Wednesday, February 17, 2021

It Seems that the Ministry of John is Tied to Who John is, According to the Pharisees

 

John 1: 25                                           February 17, 2021

15(John testified to him and cried out, ‘This was he of whom I said, “He who comes after me ranks ahead of me because he was before me.” ’) 16From his fullness we have all received, grace upon grace. 17The law indeed was given through Moses; grace and truth came through Jesus Christ. 18No one has ever seen God. It is God the only Son, who is close to the Father’s heart, who has made him known.

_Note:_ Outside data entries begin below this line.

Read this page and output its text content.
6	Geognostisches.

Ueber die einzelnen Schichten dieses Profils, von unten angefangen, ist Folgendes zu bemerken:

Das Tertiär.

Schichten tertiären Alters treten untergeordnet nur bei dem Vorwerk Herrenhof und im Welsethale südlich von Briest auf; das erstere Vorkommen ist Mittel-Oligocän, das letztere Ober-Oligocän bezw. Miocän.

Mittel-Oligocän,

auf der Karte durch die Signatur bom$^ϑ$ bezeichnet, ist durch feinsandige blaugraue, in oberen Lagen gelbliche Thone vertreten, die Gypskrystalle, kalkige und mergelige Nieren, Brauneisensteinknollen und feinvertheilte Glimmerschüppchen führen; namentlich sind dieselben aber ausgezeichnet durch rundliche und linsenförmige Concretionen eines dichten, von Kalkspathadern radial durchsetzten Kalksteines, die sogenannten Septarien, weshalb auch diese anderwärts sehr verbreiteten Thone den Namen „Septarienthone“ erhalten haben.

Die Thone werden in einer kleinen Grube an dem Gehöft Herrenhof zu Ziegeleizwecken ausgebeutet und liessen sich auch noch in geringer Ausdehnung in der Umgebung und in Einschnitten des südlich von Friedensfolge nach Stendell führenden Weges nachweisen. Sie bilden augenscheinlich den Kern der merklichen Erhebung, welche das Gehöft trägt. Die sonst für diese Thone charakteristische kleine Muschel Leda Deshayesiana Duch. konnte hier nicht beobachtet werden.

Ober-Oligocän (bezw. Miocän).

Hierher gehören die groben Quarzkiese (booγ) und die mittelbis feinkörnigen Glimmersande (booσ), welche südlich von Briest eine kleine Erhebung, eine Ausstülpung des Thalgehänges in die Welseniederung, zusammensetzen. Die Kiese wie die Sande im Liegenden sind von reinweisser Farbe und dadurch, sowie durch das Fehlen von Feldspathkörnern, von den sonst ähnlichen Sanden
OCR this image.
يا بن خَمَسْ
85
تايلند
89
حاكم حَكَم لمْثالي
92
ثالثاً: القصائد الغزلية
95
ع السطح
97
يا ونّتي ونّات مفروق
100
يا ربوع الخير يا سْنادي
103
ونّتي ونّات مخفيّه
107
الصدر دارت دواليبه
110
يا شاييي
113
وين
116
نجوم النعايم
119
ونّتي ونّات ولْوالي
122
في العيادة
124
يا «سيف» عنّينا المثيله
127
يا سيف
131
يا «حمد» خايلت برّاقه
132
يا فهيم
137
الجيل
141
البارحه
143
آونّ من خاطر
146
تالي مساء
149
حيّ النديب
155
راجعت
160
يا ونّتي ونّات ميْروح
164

19 This is the testimony given by John when the Jews sent priests and Levites from Jerusalem to ask him, ‘Who are you?’ 20He confessed and did not deny it, but confessed, ‘I am not the Messiah.’ 21And they asked him, ‘What then? Are you Elijah?’ He said, ‘I am not.’ ‘Are you the prophet?’ He answered, ‘No.’ 22Then they said to him, ‘Who are you? Let us have an answer for those who sent us. What do you say about yourself?’ 23He said,
‘I am the voice of one crying out in the wilderness,
“Make straight the way of the Lord” ’,
as the prophet Isaiah said.

24 Now they had been sent from the Pharisees. 25They asked him, ‘Why then are you baptizing if you are neither the Messiah, nor Elijah, nor the prophet?’ 26John answered them, ‘I baptize with water. Among you stands one whom you do not know, 27the one who is coming after me; I am not worthy to untie the thong of his sandal.’ 28This took place in Bethany across the Jordan where John was baptizing.

            So the Pharisees are not questioning who John is, but what John is doing.  Implicit in their question is that if John were one of these aforementioned prophesied individuals, it would be appropriate for him to be baptizing. 

            This is interesting.  It is not only the Gospel of John that records the ministry of baptism that John the baptizer was engaged in at the Jordan River.  But here, in the Gospel of John, the Pharisees are challenging him on this practice, because of, pardon the inverse, who he’s NOT.  But what is not explained is why John is here baptizing in the first place.  In the other accounts, we know that John is calling on the people to repent, and baptism is a sign of that repentance.  It is so powerful, that even Pharisees and other leaders of the Jews were coming down to John to be baptized.  But that information is not shared in this gospel.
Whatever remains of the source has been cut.